É um projecto político de substituição dos Estados nascidos do fim do Império
Otomano e da descolonização, muitos deles artificiais e com fronteiras
desenhadas pelas potências europeias.
Montou nos
territórios conquistados estruturas paraestatais e impôs uma versão extrema da
sharia. Os habitantes de Mossul foram despojados da documentação pessoal,
recebendo um B.I. do “califado”. A ideia de “Estado islâmico” visa dar um novo
mito mobilizador às massas sunitas. Preenche um vazio. Longe vai o tempo dos
reformadores árabes do século XIX e dos nacionalistas seculares do século XX.
O rigorismo
religioso do EI não o impede de fazer alianças tácticas, na Síria ou no Iraque.

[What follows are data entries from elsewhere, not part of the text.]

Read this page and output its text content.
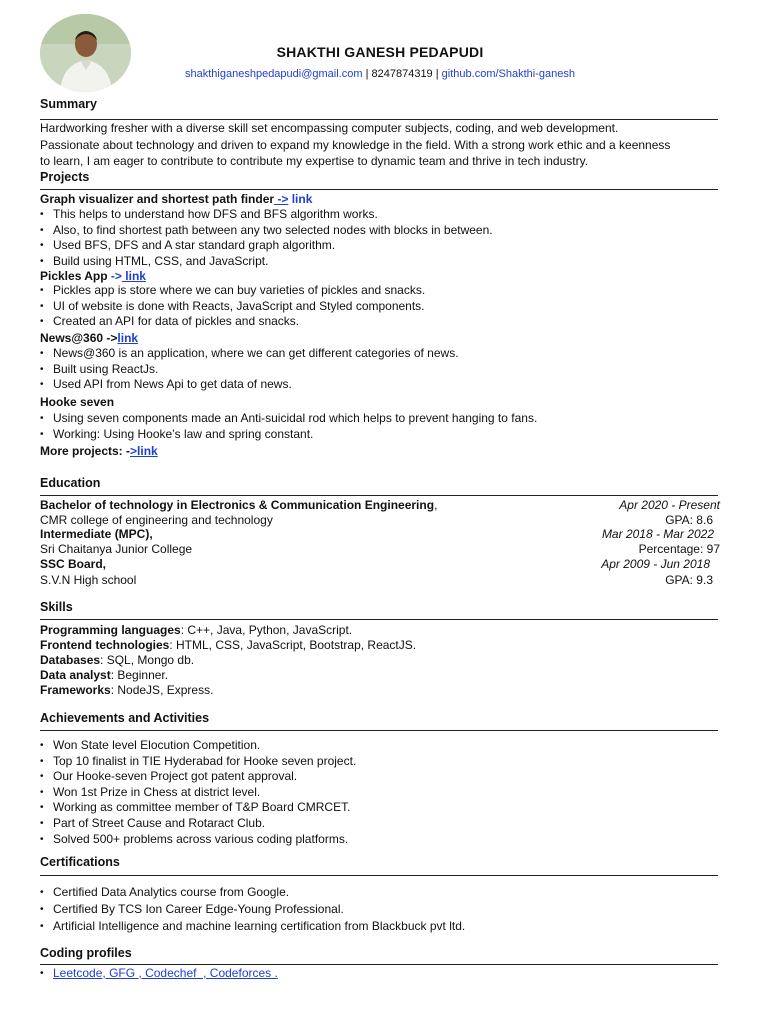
SHAKTHI GANESH PEDAPUDI
shakthiganeshpedapudi@gmail.com | 8247874319 | github.com/Shakthi-ganesh
Summary
Hardworking fresher with a diverse skill set encompassing computer subjects, coding, and web development.
Passionate about technology and driven to expand my knowledge in the field. With a strong work ethic and a keenness
to learn, I am eager to contribute to contribute my expertise to dynamic team and thrive in tech industry.
Projects
Graph visualizer and shortest path finder -> link
• This helps to understand how DFS and BFS algorithm works.
• Also, to find shortest path between any two selected nodes with blocks in between.
• Used BFS, DFS and A star standard graph algorithm.
• Build using HTML, CSS, and JavaScript.
Pickles App -> link
• Pickles app is store where we can buy varieties of pickles and snacks.
• UI of website is done with Reacts, JavaScript and Styled components.
• Created an API for data of pickles and snacks.
News@360 ->link
• News@360 is an application, where we can get different categories of news.
• Built using ReactJs.
• Used API from News Api to get data of news.
Hooke seven
• Using seven components made an Anti-suicidal rod which helps to prevent hanging to fans.
• Working: Using Hooke’s law and spring constant.
More projects: ->link
Education
Bachelor of technology in Electronics & Communication Engineering,	Apr 2020 - Present
CMR college of engineering and technology	GPA: 8.6
Intermediate (MPC),	Mar 2018 - Mar 2022
Sri Chaitanya Junior College	Percentage: 97
SSC Board,	Apr 2009 - Jun 2018
S.V.N High school	GPA: 9.3
Skills
Programming languages: C++, Java, Python, JavaScript.
Frontend technologies: HTML, CSS, JavaScript, Bootstrap, ReactJS.
Databases: SQL, Mongo db.
Data analyst: Beginner.
Frameworks: NodeJS, Express.
Achievements and Activities
• Won State level Elocution Competition.
• Top 10 finalist in TIE Hyderabad for Hooke seven project.
• Our Hooke-seven Project got patent approval.
• Won 1st Prize in Chess at district level.
• Working as committee member of T&P Board CMRCET.
• Part of Street Cause and Rotaract Club.
• Solved 500+ problems across various coding platforms.
Certifications
• Certified Data Analytics course from Google.
• Certified By TCS Ion Career Edge-Young Professional.
• Artificial Intelligence and machine learning certification from Blackbuck pvt ltd.
Coding profiles
• Leetcode, GFG , Codechef  , Codeforces .
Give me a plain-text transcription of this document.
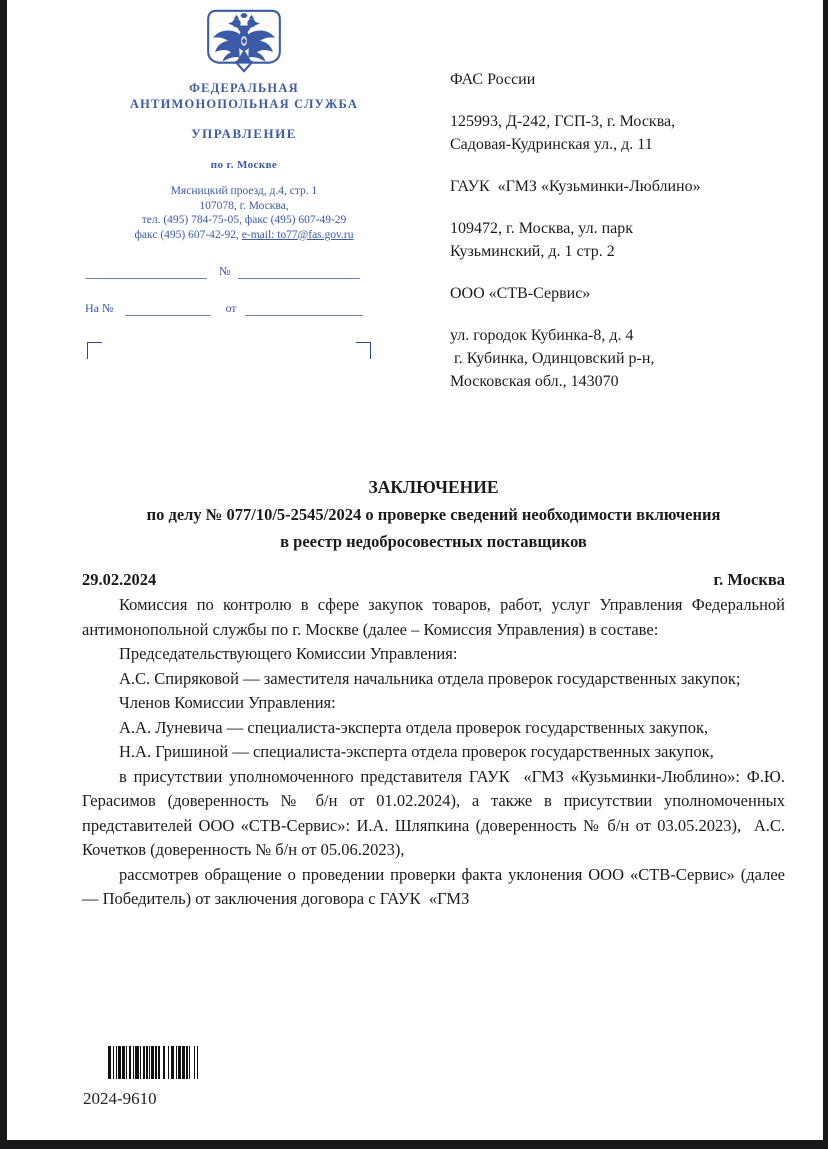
ФЕДЕРАЛЬНАЯ
АНТИМОНОПОЛЬНАЯ СЛУЖБА
УПРАВЛЕНИЕ
по г. Москве
Мясницкий проезд, д.4, стр. 1
107078, г. Москва,
тел. (495) 784-75-05, факс (495) 607-49-29
факс (495) 607-42-92, e-mail: to77@fas.gov.ru
№
На №	от
ФАС России
125993, Д-242, ГСП-3, г. Москва,
Садовая-Кудринская ул., д. 11
ГАУК  «ГМЗ «Кузьминки-Люблино»
109472, г. Москва, ул. парк
Кузьминский, д. 1 стр. 2
ООО «СТВ-Сервис»
ул. городок Кубинка-8, д. 4
г. Кубинка, Одинцовский р-н,
Московская обл., 143070
ЗАКЛЮЧЕНИЕ
по делу № 077/10/5-2545/2024 о проверке сведений необходимости включения
в реестр недобросовестных поставщиков
29.02.2024	г. Москва

Комиссия по контролю в сфере закупок товаров, работ, услуг Управления Федеральной антимонопольной службы по г. Москве (далее – Комиссия Управления) в составе:

Председательствующего Комиссии Управления:

А.С. Спиряковой — заместителя начальника отдела проверок государственных закупок;

Членов Комиссии Управления:

А.А. Луневича — специалиста-эксперта отдела проверок государственных закупок,

Н.А. Гришиной — специалиста-эксперта отдела проверок государственных закупок,

в присутствии уполномоченного представителя ГАУК  «ГМЗ «Кузьминки-Люблино»: Ф.Ю. Герасимов (доверенность № б/н от 01.02.2024), а также в присутствии уполномоченных представителей ООО «СТВ-Сервис»: И.А. Шляпкина (доверенность № б/н от 03.05.2023),  А.С. Кочетков (доверенность № б/н от 05.06.2023),

рассмотрев обращение о проведении проверки факта уклонения ООО «СТВ-Сервис» (далее — Победитель) от заключения договора с ГАУК  «ГМЗ

2024-9610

Aqui, aliou-se a tribos revoltadas contra o Governo xiita de Bagdad e a antigos
generais de Saddam Hussein, que nunca passaram por piedosos. São alianças
precárias mas eficazes.
O EI tem uma
vantagem sobre os movimentos congéneres: já não depende do financiamento de
Estados estrangeiros, como a Arábia Saudita ou o Qatar. “Nacionaliza” os fundos
dos bancos nas cidades que conquista. Cobra resgates. Recebe donativos de milionários
do Golfo. Organiza colectas de fundos. Toma centrais eléctricas a Damasco e
depois vende a electricidade ao Governo sírio. Exporta o petróleo das jazidas
que ocupou. Assim, paga bem aos jovens desempregados que recruta e fanatiza. E
dá-lhes uma bandeira.
O EI recorre
exaustivamente à Internet e às redes sociais. Para lá dos sofisticados vídeos
com massacres e decapitações reais, fabrica cenas fictícias de horror,
difundidas nos países árabes. “Para recrutar seguidores e aterrorizar os
inimigos até à rendição”, escreve o jornalista árabe Ali Hashem. E para
provocar “efeitos de imitação”. Comparados com eles, os taliban do Afeganistão
eram “homens das cavernas”, observou um militar americano.
3. É largamente
conhecida a perseguição de cristãos e yazidis. Em Mossul deram-lhes uma
alternativa: a conversão ou a fuga. O EI alardeou o massacre de soldados xiitas
em Tikrit — alegadamente 1700. Mostrou execuções em massa.
Se os xiitas são
“hereges”, os sunitas que lhe resistem tornamse “apóstatas” e, por isso, também
destinados à morte. Na Síria, massacraram recentemente 700 membros de uma tribo
sunita. No Iraque, muitos sunitas estão a refugiar-se em cidades xiitas,
informa o diário digital Al-Monitor.
O EI não se
limita a matar ou a impor o seu credo. O “califado” está também a destruir o
património da antiga Mesopotâmia, berço de civilizações. Dinamitou inclusive a
histórica mesquita sunita que se erguia sobre o “túmulo de Jonas” — profeta
para judeus, cristãos e muçulmanos. “Reza-se a Deus e não a um homem, ainda que
profeta.”
Em suma: trata-se
de “erradicar uma civilização” escreve o
Daily Star, de
Beirute. O Médio Oriente é um mosaico de povos, culturas e religiões. O EI quer
fazer tábua rasa desta civilização. “Se deixarmos os fanáticos continuar a
atacar a diversidade do mundo árabe, a cultura, o património e a identidade,
eles fá-lo-ão impunemente, o que é ainda pior do que assassinar pessoas.
Aniquilarão séculos de civilização.”
4. O
totalitarismo, anotou Hannah Arendt, não é tanto um regime político como uma
“dinâmica autodestrutiva”, que visa eliminar tudo o que lhe resiste, anular a
autonomia do indivíduo e dissolver as estruturas sociais. Não me refiro à tese
do “fascismo verde”, que foi moda há uma ou duas décadas. Não se deve confundir
o EI com o despotismo saudita ou com a teocracia iraniana. Abu Bakr al-Baghdadi
vai muito além do fundamentalismo.
Elaborou o
projecto político do “califado” e está a conquistar um território cuja
fronteira se ignora se acaba no Líbano ou no Norte de África. Elaborou a utopia
ideológica de uma comunidade de crentes emigrando para a era do Profeta. Tem
uma vocação expansionista e recruta jovens na própria Europa. Transformou a
religião numa ideologia da morte. “Hereges”, “apóstatas” e “infiéis” tornam-se
seres sub-humanos passíveis de extermínio.
É esta dinâmica
que o aproxima dos totalitarismos. Falar apenas em barbárie é uma ilusão.